Here, of course, the author of Hebrews refers to Moses’ leading the people of Israel out of Egypt in the exodus (Ex. 12:33–42). After the death of the firstborn in Egypt, Pharaoh finally released the Israelites from slavery (vv. 29–32). Since Pharaoh earlier said that he would let the Israelites go but then reneged (8:8–15, 25–32), Moses could have put the exodus on hold, assuming reasonably that Pharaoh would change his mind and come after them. Yet, Moses did not let the real possibility of danger keep him from trusting God’s promise to redeem His people (3:15–22). He led them out anyway. True faith does not let the threat of peril keep us from obeying the Lord.
Immediately before the exodus, Moses by faith also kept the Passover, sprinkling the blood of the lamb on the doorposts and lintels of the Israelite houses, which spared the Israelite firstborn sons from death (Heb. 11:28; see Ex. 12:1–32). This took great faith in God’s promise, for the means of rescue promised was not as evident a display of divine power as the earlier plagues. All Moses had was the word of the Lord that He would indeed save Israel by means of the blood, but as we have seen, true faith is always satisfied with God’s words. John Calvin comments, “It might have seemed strange, that Moses should set a few drops of blood, as a remedy, in opposition to God’s vengeance; but being satisfied with God’s word alone, that the people would be exempt from the scourge that was coming on the Egyptians, he did not hesitate.” Thus, Israel was spared.

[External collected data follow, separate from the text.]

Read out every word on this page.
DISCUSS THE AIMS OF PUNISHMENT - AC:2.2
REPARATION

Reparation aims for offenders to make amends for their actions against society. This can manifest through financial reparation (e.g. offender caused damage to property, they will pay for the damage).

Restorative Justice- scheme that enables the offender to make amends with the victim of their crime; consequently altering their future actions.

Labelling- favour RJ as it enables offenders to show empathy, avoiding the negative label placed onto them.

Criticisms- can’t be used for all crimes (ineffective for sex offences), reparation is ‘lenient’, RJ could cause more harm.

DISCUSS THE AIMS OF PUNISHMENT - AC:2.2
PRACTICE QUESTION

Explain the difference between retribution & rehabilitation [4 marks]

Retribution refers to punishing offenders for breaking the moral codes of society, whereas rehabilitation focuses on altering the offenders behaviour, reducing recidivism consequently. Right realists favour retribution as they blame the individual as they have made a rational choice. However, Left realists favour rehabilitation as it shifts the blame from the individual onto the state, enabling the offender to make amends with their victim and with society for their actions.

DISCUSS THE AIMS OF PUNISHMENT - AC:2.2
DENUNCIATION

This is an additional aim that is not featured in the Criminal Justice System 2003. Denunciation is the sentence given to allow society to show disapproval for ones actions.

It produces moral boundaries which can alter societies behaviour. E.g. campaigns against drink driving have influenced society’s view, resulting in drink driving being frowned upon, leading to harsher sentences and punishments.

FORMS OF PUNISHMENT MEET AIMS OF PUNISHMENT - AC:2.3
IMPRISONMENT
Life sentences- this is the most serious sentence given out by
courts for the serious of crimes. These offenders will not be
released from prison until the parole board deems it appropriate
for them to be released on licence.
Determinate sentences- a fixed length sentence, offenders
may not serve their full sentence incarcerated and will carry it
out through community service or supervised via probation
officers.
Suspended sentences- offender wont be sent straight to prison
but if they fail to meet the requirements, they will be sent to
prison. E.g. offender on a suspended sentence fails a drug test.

The final example of faith in today’s passage takes us to Exodus 14, where the Israelites crossed safely through the parted Red Sea but Egypt’s army was drowned (Heb. 11:29). Both Israel and Egypt started the path through the sea on dry land, but the path remained only for Israel; God brought the sea crashing down on the Egyptians. The Egyptians went through the sea not because they trusted God but because they wanted to destroy Israel and saw an opportunity to do so. Those who try to follow the path of God’s people without trusting in the Lord will likewise be destroyed (Matt. 7:21–23).